Building a less permeable wall across the entire 2000-mile border might prevent that, but Trump’s wall, like Israel’s, will almost certainly have gaps. When the Bush administration started building its fence in environmentally sensitive areas, it encountered the same resistance from environmental activists that Israel did. Some property owners have also protested the fence’s construction on their land. Building a 2000-mile wall might require the government to seize substantial chunks of territory under eminent domain, something conservatives generally oppose.

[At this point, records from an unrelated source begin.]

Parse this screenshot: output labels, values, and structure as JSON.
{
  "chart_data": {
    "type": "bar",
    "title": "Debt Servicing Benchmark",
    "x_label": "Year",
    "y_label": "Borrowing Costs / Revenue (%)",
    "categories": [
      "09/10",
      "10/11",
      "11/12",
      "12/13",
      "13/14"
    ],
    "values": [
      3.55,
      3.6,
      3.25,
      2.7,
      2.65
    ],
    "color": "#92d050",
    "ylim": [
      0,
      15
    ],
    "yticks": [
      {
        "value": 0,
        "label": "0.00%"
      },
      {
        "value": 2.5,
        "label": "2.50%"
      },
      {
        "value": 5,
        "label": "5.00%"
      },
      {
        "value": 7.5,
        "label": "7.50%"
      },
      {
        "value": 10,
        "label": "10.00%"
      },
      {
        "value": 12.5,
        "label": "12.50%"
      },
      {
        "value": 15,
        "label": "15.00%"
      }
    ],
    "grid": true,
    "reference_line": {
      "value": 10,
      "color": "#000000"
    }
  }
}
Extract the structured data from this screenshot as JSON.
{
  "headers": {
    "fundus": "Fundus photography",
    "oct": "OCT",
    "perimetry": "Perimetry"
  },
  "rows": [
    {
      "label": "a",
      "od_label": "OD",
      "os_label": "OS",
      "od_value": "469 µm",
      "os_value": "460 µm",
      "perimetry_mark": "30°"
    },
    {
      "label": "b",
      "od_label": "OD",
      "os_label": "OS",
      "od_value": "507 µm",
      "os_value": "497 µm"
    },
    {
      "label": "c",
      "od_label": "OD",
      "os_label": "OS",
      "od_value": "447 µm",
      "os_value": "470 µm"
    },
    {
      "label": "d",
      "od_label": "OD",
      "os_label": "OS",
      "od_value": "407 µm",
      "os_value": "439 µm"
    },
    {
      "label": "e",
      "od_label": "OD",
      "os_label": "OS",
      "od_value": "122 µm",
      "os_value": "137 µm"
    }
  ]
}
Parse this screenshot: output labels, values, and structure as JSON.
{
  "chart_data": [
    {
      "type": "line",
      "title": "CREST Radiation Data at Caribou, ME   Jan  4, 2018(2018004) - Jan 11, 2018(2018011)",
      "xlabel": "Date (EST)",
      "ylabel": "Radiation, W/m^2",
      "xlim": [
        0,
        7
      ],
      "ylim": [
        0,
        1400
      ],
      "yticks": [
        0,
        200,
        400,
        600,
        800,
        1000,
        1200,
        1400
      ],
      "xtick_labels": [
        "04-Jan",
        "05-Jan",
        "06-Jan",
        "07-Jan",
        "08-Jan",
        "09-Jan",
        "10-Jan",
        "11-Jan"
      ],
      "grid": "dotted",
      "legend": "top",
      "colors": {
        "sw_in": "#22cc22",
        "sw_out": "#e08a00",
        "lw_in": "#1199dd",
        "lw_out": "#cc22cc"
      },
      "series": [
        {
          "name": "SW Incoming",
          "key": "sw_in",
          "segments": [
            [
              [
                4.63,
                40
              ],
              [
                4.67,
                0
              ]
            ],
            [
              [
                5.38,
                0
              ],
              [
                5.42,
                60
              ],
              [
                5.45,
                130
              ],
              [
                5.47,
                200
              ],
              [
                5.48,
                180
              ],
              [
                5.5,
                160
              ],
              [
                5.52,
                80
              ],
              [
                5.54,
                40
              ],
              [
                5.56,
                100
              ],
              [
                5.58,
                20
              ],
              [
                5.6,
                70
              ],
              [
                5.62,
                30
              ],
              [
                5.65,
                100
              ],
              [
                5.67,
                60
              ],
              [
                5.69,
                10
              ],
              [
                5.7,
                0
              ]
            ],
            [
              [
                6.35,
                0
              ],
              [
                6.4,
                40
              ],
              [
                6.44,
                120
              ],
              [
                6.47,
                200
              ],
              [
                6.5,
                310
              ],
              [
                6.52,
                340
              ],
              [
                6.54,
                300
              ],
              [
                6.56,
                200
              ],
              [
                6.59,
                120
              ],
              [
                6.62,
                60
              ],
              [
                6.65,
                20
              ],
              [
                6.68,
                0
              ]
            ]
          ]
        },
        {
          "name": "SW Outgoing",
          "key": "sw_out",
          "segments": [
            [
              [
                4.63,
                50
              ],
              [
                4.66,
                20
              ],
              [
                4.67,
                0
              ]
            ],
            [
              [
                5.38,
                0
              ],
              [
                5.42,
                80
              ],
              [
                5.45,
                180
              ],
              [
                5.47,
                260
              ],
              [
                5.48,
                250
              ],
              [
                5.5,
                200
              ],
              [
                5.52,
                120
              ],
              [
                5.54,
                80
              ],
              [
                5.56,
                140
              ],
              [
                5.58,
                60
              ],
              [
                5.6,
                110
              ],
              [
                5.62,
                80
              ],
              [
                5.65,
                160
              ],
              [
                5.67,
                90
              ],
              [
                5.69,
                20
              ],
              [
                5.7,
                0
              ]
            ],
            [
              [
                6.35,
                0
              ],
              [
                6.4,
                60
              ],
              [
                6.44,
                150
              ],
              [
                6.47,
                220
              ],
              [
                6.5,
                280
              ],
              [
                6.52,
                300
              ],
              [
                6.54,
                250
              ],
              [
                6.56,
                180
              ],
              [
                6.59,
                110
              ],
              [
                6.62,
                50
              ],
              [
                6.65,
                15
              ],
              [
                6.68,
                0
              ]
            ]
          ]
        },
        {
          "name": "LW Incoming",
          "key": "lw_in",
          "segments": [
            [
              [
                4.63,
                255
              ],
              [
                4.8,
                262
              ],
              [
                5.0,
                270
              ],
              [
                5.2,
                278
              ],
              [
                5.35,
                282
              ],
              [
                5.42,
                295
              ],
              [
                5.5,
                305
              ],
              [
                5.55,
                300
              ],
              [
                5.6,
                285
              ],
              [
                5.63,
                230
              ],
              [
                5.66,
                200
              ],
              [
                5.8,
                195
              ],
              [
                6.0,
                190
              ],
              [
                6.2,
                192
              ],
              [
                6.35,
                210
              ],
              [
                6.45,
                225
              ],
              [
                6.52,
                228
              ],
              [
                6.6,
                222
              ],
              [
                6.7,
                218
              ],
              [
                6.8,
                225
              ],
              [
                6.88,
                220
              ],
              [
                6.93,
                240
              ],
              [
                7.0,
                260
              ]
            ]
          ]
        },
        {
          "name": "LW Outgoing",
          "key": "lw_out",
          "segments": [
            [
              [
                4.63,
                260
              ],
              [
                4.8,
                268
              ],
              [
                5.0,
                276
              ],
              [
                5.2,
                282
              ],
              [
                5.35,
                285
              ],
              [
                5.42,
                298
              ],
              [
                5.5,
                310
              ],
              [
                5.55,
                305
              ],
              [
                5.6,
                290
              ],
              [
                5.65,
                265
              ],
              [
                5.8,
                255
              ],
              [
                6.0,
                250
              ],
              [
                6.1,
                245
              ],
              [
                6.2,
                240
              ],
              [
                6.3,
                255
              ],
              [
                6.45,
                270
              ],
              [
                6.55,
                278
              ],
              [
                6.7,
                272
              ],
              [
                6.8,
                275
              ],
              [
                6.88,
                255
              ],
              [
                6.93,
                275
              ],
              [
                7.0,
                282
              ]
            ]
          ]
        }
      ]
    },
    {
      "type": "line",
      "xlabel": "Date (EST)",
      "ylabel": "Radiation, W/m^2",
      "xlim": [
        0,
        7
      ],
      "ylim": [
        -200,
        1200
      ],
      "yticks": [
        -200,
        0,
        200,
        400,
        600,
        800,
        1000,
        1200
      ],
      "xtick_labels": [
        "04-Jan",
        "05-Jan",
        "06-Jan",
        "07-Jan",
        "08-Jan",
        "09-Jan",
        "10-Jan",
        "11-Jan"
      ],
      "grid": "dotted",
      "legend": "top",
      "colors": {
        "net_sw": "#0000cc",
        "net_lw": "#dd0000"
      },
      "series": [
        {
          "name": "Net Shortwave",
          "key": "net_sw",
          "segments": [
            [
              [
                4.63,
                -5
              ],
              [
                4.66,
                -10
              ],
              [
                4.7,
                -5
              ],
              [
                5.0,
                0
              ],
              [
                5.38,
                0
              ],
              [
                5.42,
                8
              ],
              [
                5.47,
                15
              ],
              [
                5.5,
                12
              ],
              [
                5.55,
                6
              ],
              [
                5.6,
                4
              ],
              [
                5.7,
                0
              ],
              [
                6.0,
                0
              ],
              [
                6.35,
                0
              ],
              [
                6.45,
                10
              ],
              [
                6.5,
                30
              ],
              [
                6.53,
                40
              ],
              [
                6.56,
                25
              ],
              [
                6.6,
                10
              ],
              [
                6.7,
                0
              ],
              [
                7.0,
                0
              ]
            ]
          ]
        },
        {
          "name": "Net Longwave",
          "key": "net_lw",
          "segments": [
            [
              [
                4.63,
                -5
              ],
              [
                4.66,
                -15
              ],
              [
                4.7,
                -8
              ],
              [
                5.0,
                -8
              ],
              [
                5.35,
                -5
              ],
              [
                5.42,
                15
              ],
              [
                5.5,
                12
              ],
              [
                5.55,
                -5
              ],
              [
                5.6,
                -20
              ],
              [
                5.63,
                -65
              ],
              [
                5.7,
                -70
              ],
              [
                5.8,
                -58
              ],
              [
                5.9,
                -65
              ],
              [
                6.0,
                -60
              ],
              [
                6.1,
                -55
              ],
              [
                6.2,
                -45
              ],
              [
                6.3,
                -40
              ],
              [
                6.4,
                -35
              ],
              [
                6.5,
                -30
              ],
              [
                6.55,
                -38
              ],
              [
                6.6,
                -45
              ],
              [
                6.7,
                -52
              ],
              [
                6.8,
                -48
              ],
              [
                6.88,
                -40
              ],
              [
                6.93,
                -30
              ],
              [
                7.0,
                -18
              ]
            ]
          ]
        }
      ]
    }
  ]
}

Because of the nature of the terrain, the two-thirds of the border that remains unfenced also poses far greater logistical challenges than the one-third that has been fenced so far. As a result, Marc Rosenblum, deputy director of the U.S. Immigration Policy Program at the Migration Policy Institute, has estimated that completing a 2000-mile wall could cost $15-$25 billion, which is substantially more than the Customs and Border Protection Agency’s annual budget. Which helps explain why Congressman Michael McCaul, chairman of the House Committee on Homeland Security and a conservative Republican from Texas, admitted early this year that, “it would be an inefficient use of taxpayer money to complete the fence.”

To be fair, Trump’s barrier wouldn’t be exactly like Israel’s. Much of Israel’s separation barrier sits inside the West Bank. Trump’s would presumably all be on the U.S. side of the border. But Trump’s plans would still damage cooperation both with Mexico’s government and with Mexican-Americans in the United States, both of whom are crucial to border security. Trump’s anti-Mexican demagoguery has already led Latinos in the United States to begin boycotting his businesses. Mexico’s ambassador in Washington has demanded that Trump apologize to his people. As even the conservative Heritage Foundation has noted, “Tighter border security requires Mexico’s cooperation.” Donald Trump’s wall would destroy it.

Trump is peddling a fantasy of isolation, a fantasy that the United States can build a wall high enough to keep the world’s threatening forces away. Such fantasies exist in Israel too, where politicians sometimes promise separation from the Palestinians—as if millions of Israel’s own citizens weren’t Palestinian themselves, and as if a Palestinian state wouldn’t require economic integration with Israel to survive.

Cooperation is harder than isolation because it requires coming to terms with the people on the other side of the line. It requires recognizing that their security and prosperity are intertwined with your own. If Donald Trump wants to see the consequences of not recognizing that, all he needs to do it look at Israel.